Asian Chicken Noodle Soup

So, I stumbled upon this recipe pretty accidentally. The original recipe was part of a challenge by Simply Asia (which makes those quick noodle bowls), and included one of those noodle bowls as well as additional Simply Asia seasoning. I couldn’t find the right flavor of bowl at the store, so I decided to just wing it and sorta make up my own seasonings. I’ve been making oriental stir fry/rice for ages, but I just recently discovered two things that have rocked my world of oriental cooking: fresh ginger and sesame oil. Without these flavors, stir fry just seems to fall flat. But with them, it’s just so good! The original recipe called for sesame basil, but I totally forgot to get basil. I don’t know how well I mimicked the flavors of the original soup, but the resulting soup was simply amazing!

I put basil back into the recipe, despite not using it myself. The next time I make it, I intend to add it back in, and I’ll let you know if it turns out funky. If you aren’t feeling daring, just omit it. When I prepared this originally, I didn’t take out the chicken when I added the onion, etc: I just left it in. However, the result was a very dry chicken, and I’m not a fan. If you like dryer chicken, just don’t set it aside as the second step. I don’t have quantities for a lot of this, and that’s because I pretty much just made it up as I went along. I also used powdered ginger, onion, and garlic in addition to fresh. But, I’m not sure how necessary they ended up being. Use or leave out as you desire. I’m also not sure how much water I ended up adding to the broth (though I’m pretty sure the broth counts are accurate). I just added some until it seemed like a good amount given how many noodles I had. This really is a tasting recipe, adjusting as you go. I’m also adding mushroom, because I think it could’ve really benefited from that.

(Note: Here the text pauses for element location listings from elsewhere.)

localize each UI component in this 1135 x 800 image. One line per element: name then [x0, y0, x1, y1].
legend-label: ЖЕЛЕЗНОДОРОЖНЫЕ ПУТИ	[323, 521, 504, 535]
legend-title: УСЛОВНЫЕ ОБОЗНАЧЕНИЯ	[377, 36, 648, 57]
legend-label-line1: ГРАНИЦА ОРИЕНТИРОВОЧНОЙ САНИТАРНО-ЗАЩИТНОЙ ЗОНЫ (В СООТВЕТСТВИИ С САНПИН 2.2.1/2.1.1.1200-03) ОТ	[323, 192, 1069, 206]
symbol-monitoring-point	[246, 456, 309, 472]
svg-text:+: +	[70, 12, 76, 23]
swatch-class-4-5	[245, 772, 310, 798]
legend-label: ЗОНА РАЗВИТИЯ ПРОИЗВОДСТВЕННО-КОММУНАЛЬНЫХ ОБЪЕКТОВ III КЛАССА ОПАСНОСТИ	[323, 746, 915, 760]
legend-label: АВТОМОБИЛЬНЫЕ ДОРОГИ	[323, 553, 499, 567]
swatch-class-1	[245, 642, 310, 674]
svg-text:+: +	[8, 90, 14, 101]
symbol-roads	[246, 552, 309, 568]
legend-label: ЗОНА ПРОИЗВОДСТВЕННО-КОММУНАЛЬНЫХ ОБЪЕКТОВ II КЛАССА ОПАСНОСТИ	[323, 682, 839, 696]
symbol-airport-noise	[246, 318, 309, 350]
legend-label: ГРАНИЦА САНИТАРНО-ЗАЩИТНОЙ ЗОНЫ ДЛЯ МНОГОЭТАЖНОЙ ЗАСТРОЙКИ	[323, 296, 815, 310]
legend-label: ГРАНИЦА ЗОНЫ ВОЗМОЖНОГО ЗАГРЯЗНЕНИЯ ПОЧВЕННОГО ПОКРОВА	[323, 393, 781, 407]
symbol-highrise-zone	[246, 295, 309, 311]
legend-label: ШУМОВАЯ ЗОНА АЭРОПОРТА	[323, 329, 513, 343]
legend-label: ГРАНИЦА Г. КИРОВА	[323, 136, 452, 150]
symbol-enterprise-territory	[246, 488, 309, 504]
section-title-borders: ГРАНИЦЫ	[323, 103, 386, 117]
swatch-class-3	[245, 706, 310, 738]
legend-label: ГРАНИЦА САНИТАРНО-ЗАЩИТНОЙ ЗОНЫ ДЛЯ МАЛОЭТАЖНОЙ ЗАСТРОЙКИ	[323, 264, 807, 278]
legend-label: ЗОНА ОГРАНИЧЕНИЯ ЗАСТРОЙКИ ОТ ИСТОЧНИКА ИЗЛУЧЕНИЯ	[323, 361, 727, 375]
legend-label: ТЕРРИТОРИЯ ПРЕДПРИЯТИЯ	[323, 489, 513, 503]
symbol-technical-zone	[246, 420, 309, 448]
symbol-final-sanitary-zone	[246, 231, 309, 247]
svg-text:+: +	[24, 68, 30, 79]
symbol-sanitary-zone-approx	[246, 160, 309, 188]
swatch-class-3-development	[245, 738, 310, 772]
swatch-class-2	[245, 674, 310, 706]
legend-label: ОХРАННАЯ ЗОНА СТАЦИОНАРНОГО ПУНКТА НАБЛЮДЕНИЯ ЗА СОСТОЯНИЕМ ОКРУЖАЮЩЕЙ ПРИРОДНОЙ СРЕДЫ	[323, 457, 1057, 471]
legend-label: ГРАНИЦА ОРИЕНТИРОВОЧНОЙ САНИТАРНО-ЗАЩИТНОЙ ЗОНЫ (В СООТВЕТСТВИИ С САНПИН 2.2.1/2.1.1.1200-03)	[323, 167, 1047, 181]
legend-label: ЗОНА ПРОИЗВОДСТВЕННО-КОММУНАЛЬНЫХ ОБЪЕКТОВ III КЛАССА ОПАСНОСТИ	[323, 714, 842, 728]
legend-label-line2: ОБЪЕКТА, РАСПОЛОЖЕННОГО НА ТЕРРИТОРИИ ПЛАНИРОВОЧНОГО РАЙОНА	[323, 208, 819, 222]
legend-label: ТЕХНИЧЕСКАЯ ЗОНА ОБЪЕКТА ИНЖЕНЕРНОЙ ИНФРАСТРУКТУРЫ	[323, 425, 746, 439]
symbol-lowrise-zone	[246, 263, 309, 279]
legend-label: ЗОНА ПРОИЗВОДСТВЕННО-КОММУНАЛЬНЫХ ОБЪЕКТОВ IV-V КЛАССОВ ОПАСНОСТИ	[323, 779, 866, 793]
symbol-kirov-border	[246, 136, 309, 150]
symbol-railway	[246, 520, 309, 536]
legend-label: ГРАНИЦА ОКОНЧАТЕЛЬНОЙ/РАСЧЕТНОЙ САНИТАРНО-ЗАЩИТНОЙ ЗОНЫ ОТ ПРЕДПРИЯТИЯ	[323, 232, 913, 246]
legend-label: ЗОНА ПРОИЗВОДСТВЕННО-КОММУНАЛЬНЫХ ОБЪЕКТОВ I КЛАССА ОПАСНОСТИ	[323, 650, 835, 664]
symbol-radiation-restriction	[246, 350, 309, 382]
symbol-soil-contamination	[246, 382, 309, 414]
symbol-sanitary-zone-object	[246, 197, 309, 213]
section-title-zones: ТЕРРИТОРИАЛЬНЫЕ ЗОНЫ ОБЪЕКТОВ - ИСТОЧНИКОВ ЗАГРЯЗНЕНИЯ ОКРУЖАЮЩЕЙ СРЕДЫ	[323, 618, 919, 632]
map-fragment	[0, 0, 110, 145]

Sorry no pictures. I totally forgot, and wasn’t really planning to blog about it, until I tasted it. I couldn’t keep it to myself. I’ll probably hone this at some point and post a recipe with more precision.

Asian Chicken Noodle Soup

Inspired by Simply Stacie


6 cups of broth
6 cups of water
rice noodles (mai fun)
fresh ginger, 1 tablespoon
minced garlic, 1 tablespoon
3 chicken breasts (or omit for vegetarian)
sesame oil
green onions
celery, 2 stalks
carrot, 2 full size
teriyaki sauce
soy sauce
basil, minced
In a big pot, chop & cook chicken in sesame oil until cooked through. Set aside. In same pot, sauté onion, ginger, garlic, carrots, mushrooms, and celery in sesame oil until soft, about 5-7 minutes. Add broth, water, noodles, teriyaki sauce, soy sauce and about a tablespoon of sesame oil to pot. Bring to a boil, then reduce to a low simmer for 1 hour, stirring occasionally. Add in the chicken about 10 minutes before it’s finished. Garnish with green onions and serve immediately.